Lufthansa has updated its International long haul Advance Seat Reservation (ASR) cost structure from a flat rate model to a variable model based on destination.   Up until now, passengers could pay €70 in order to reserve an exit row or other seat with more leg room for their flight.   This was a flat rate across all of Lufthansa’s Intercontinental routes.   With the new program, the rates have been adjust to reflect the distance of the flight which means that in some cases the ‘ASR’ cost went down and in certain cases the ‘ASR’ fee is higher.

The new fee structure takes effect on October 1.   Any ASR purchase made on or after October 1 is subject to this adjusted policy regardless of when the ticket was booked.

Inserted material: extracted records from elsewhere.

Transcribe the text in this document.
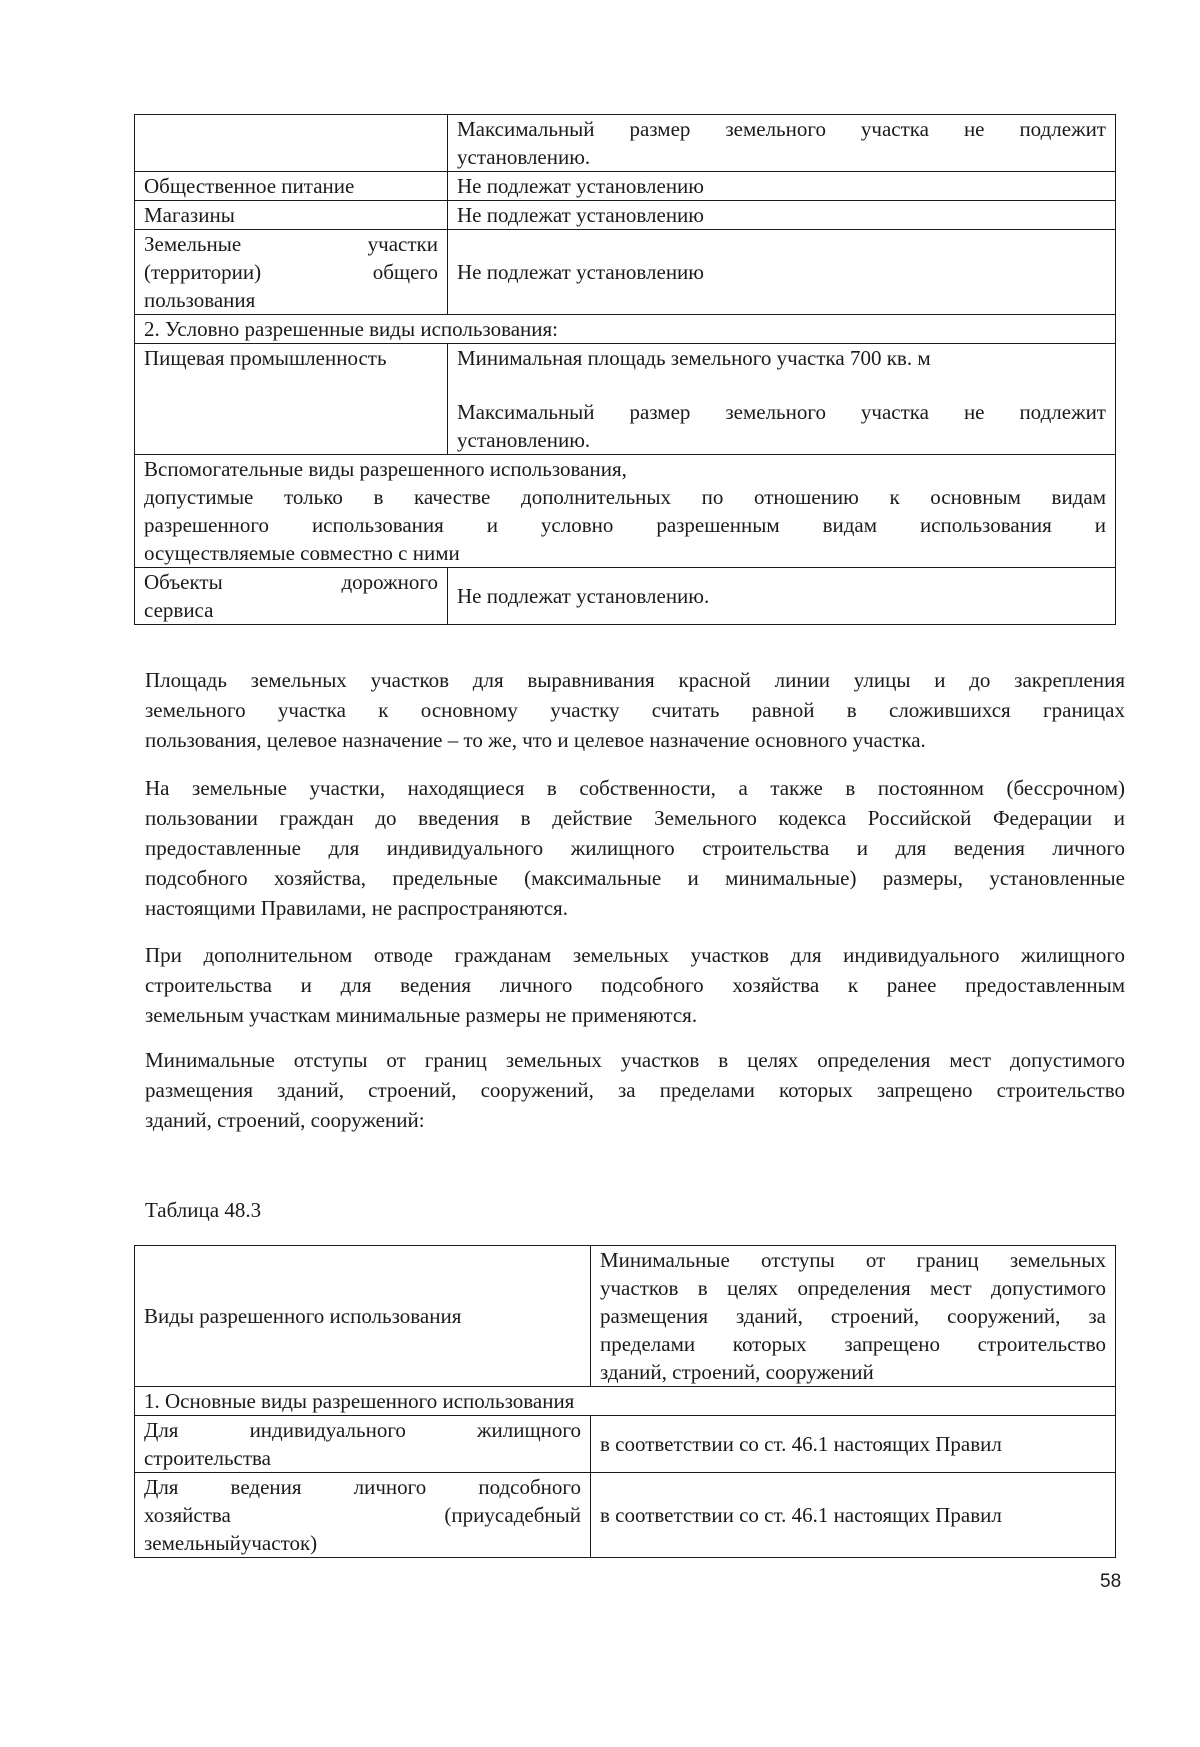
	Максимальный размер земельного участка не подлежит
установлению.

Общественное питание	Не подлежат установлению
Магазины	Не подлежат установлению

Земельные участки
(территории) общего
пользования	Не подлежат установлению
2. Условно разрешенные виды использования:	
Пищевая промышленность	Минимальная площадь земельного участка 700 кв. м
Максимальный размер земельного участка не подлежит
установлению.

Вспомогательные виды разрешенного использования,
допустимые только в качестве дополнительных по отношению к основным видам
разрешенного использования и условно разрешенным видам использования и
осуществляемые совместно с ними	

Объекты дорожного
сервиса	Не подлежат установлению.

Площадь земельных участков для выравнивания красной линии улицы и до закрепления
земельного участка к основному участку считать равной в сложившихся границах
пользования, целевое назначение – то же, что и целевое назначение основного участка.

На земельные участки, находящиеся в собственности, а также в постоянном (бессрочном)
пользовании граждан до введения в действие Земельного кодекса Российской Федерации и
предоставленные для индивидуального жилищного строительства и для ведения личного
подсобного хозяйства, предельные (максимальные и минимальные) размеры, установленные
настоящими Правилами, не распространяются.

При дополнительном отводе гражданам земельных участков для индивидуального жилищного
строительства и для ведения личного подсобного хозяйства к ранее предоставленным
земельным участкам минимальные размеры не применяются.

Минимальные отступы от границ земельных участков в целях определения мест допустимого
размещения зданий, строений, сооружений, за пределами которых запрещено строительство
зданий, строений, сооружений:

Таблица 48.3

Виды разрешенного использования	Минимальные отступы от границ земельных
участков в целях определения мест допустимого
размещения зданий, строений, сооружений, за
пределами которых запрещено строительство
зданий, строений, сооружений

1. Основные виды разрешенного использования	

Для индивидуального жилищного
строительства	в соответствии со ст. 46.1 настоящих Правил

Для ведения личного подсобного
хозяйства (приусадебный
земельныйучасток)	в соответствии со ст. 46.1 настоящих Правил
58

Additionally, these changes apply only to Lufthansa’s lowest economy booking classes including T, L, K and S fares as far asinternational flights are concerned.   Miles & More HON and Senator level members will continue to be offered the extra leg room / exit row seats for free.    Lufthansa’s remaining ASR fee schedule remains the same at this point.

The information has not yet been updated on but should be reflected in the next day or 2.

Here is a breakdown by region / airport and the new pricing for each grouping:

Mid-East & Northern Africa is reduced to €50:

Abuja (ABV), Accra (ACC), Addis Ababa (ADD), Abu Dhabi (AUH), Bahrain (BAH), Dammam (DMM), Doha (DOH), Dubai (DXB), Tehran (IKA), Jeddah (JED), Kuwait City (KWI), Luanda (LAD), Lagos (LOS), Muscat (MCT), Port Harcourt (PHC), Riyahd (RUH), Malabo (SSG)

Certain North & South America / Asia destinations remain at €70:

Atlanta (ATL), Bangkok (BKK), Bangalore (BLR), Mumbai (BOM),  Caracas (CCS), Denver (DEN), Delhi (DEL), Dallas Ft. Worth (DFW), Newark (EWR), Washington Dulles (IAD), New York (JFK), Kuala Lumpur (KUL), Chennai (MAA), Orlando (MCO), Chicago (ORD), Philadelphia (PHL), Pune (PNQ), Seattle (SEA), Montreal (YUL), Toronto (YYZ), Astana (TSE).

Other North & South America / Asia destinations increase to €90:

Capetown (CPT), Buenos Aires (EZE), Rio de Janiero (GIG), Sao Paulo (GRU), Tokyo Haneda (HND), Tokyo Narita (NRT), Hong Kong (HKG), Johannesburg (JNB), Kansai (KIX), Los Angeles (LAX), Mexico City (MEX), Miami (MIA), Nagoya (NGO), Nanjing (NKT), Beijing (PEK), Shanghai (PVG), Seoul Gimpo (SEL), San Francisco (SFO), Shenyang (SHE), Singapore (SIN), Qingdao (TAO), Vancouver (YVR).

If you have a decent grasp on Geography, you’ll notice that the rates were adjust based on the proximity of the destination.  The furthest routes recognized an increase while the shortest routes had their ASR fees reduced.  At first glance, this new pricing policy seems to equalize the cost structure and I think is an overall improvement.